Philippine officials estimate the value Hanjin's business at about $1.2 billion to $1.3 billion, but some analysts say this is generous.
Two Chinese shipbuilders in January expressed interest in the company, according to Philippine Trade Undersecretary Ceferino Rodolfo. But a senator and a retired navy officer quickly sounded the alarm, warning that Chinese ownership of the site would pose a threat to national security. Manila and Beijing are still locked in a territorial dispute in the South China Sea, despite recent moves by Philippine President Rodrigo Duterte to cooperate on projects such as energy exploration.
Duterte is also considering a state-backed rescue of Hanjin, in which the government could take a minority stake, Defense Secretary Delfin Lorenzana told the Senate in January.
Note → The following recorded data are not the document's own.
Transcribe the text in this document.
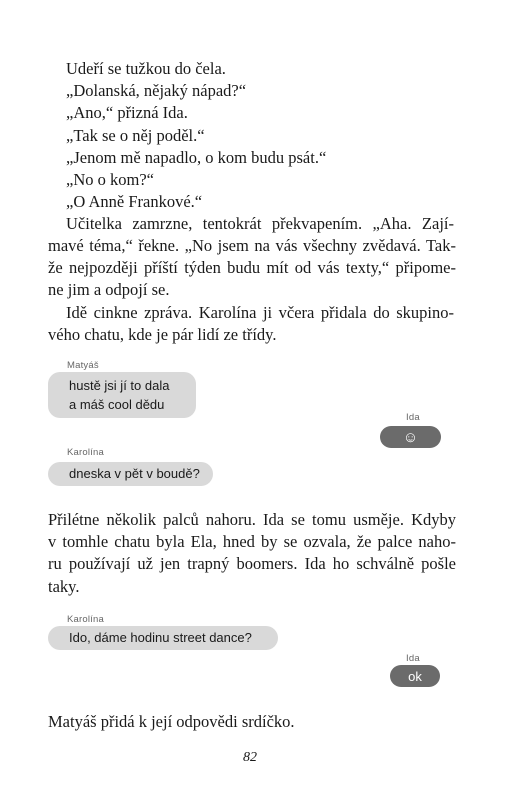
Udeří se tužkou do čela.
„Dolanská, nějaký nápad?“
„Ano,“ přizná Ida.
„Tak se o něj poděl.“
„Jenom mě napadlo, o kom budu psát.“
„No o kom?“
„O Anně Frankové.“
Učitelka zamrzne, tentokrát překvapením. „Aha. Zají-
mavé téma,“ řekne. „No jsem na vás všechny zvědavá. Tak-
že nejpozději příští týden budu mít od vás texty,“ připome-
ne jim a odpojí se.
Idě cinkne zpráva. Karolína ji včera přidala do skupino-
vého chatu, kde je pár lidí ze třídy.
Matyáš
hustě jsi jí to dala
a máš cool dědu
Ida
☺
Karolína
dneska v pět v boudě?
Přilétne několik palců nahoru. Ida se tomu usměje. Kdyby
v tomhle chatu byla Ela, hned by se ozvala, že palce naho-
ru používají už jen trapný boomers. Ida ho schválně pošle
taky.
Karolína
Ido, dáme hodinu street dance?
Ida
ok
Matyáš přidá k její odpovědi srdíčko.
82
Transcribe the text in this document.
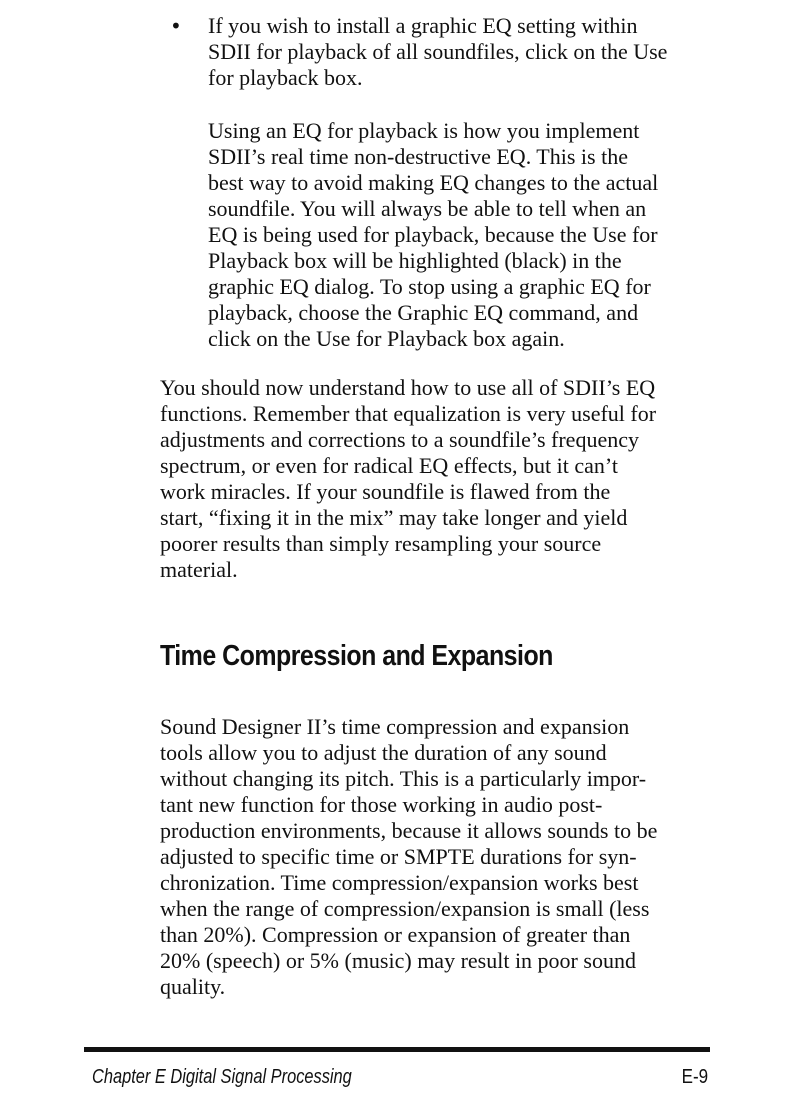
• If you wish to install a graphic EQ setting within
SDII for playback of all soundfiles, click on the Use
for playback box.
Using an EQ for playback is how you implement
SDII’s real time non-destructive EQ. This is the
best way to avoid making EQ changes to the actual
soundfile. You will always be able to tell when an
EQ is being used for playback, because the Use for
Playback box will be highlighted (black) in the
graphic EQ dialog. To stop using a graphic EQ for
playback, choose the Graphic EQ command, and
click on the Use for Playback box again.
You should now understand how to use all of SDII’s EQ
functions. Remember that equalization is very useful for
adjustments and corrections to a soundfile’s frequency
spectrum, or even for radical EQ effects, but it can’t
work miracles. If your soundfile is flawed from the
start, “fixing it in the mix” may take longer and yield
poorer results than simply resampling your source
material.
Time Compression and Expansion
Sound Designer II’s time compression and expansion
tools allow you to adjust the duration of any sound
without changing its pitch. This is a particularly impor-
tant new function for those working in audio post-
production environments, because it allows sounds to be
adjusted to specific time or SMPTE durations for syn-
chronization. Time compression/expansion works best
when the range of compression/expansion is small (less
than 20%). Compression or expansion of greater than
20% (speech) or 5% (music) may result in poor sound
quality.
Chapter E Digital Signal Processing	E-9
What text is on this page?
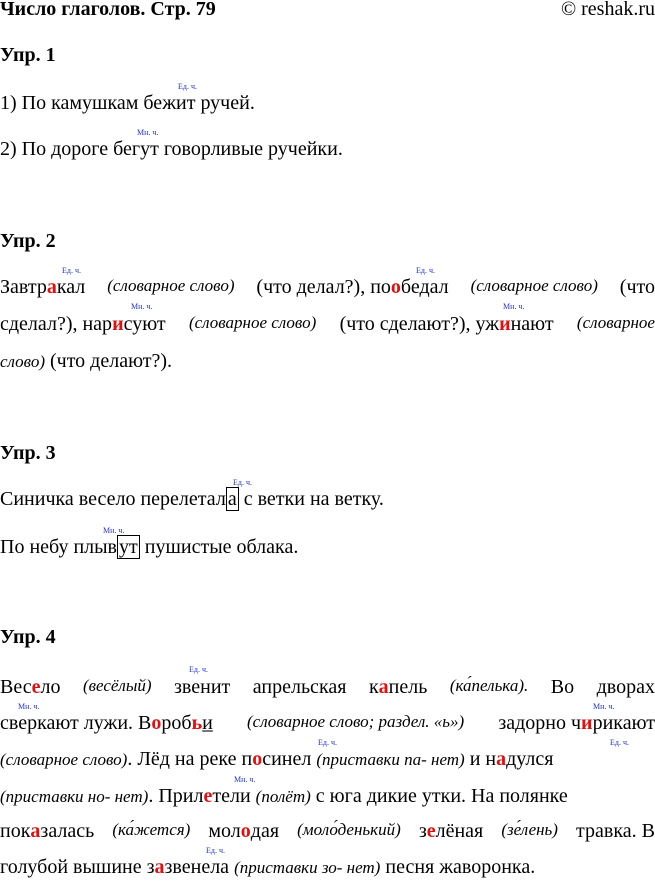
Число глаголов. Стр. 79	© reshak.ru
Упр. 1
Ед. ч.
1) По камушкам бежит ручей.
Мн. ч.
2) По дороге бегут говорливые ручейки.
Упр. 2
Ед. ч.	Ед. ч.
Завтракал (словарное слово) (что делал?), пообедал (словарное слово) (что
Мн. ч.	Мн. ч.
сделал?), нарисуют (словарное слово) (что сделают?), ужинают (словарное
слово) (что делают?).
Упр. 3
Ед. ч.
Синичка весело перелетал а с ветки на ветку.
Мн. ч.
По небу плыв ут пушистые облака.
Упр. 4
Ед. ч.
Весело (весёлый) звенит апрельская капель (ка́пелька). Во дворах
Мн. ч.	Мн. ч.
сверкают лужи. Воробьи (словарное слово; раздел. «ь») задорно чирикают
Ед. ч.	Ед. ч.
(словарное слово). Лёд на реке посинел (приставки па- нет) и надулся
Мн. ч.
(приставки но- нет). Прилетели (полёт) с юга дикие утки. На полянке
показалась (ка́жется) молодая (моло́денький) зелёная (зе́лень) травка. В
Ед. ч.
голубой вышине зазвенела (приставки зо- нет) песня жаворонка.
But Finance Secretary Carlos Dominguez, the head of Duterte's economic team, said he would wait for the private sector to reach an agreement.
Hanjin has invested some $2.3 billion in the Subic economic zone since it set up the shipyard in 2006. Under Hanjin's ownership, the shipyard had built 123 vessels by 2018, including oil tankers and merchant ships, making the Philippines one of the top shipbuilding nations in the world. But slower demand and delays in payments from buyers squeezed HHIC-Phil's cash flow.
This story has been amended to clarify Damen's interest.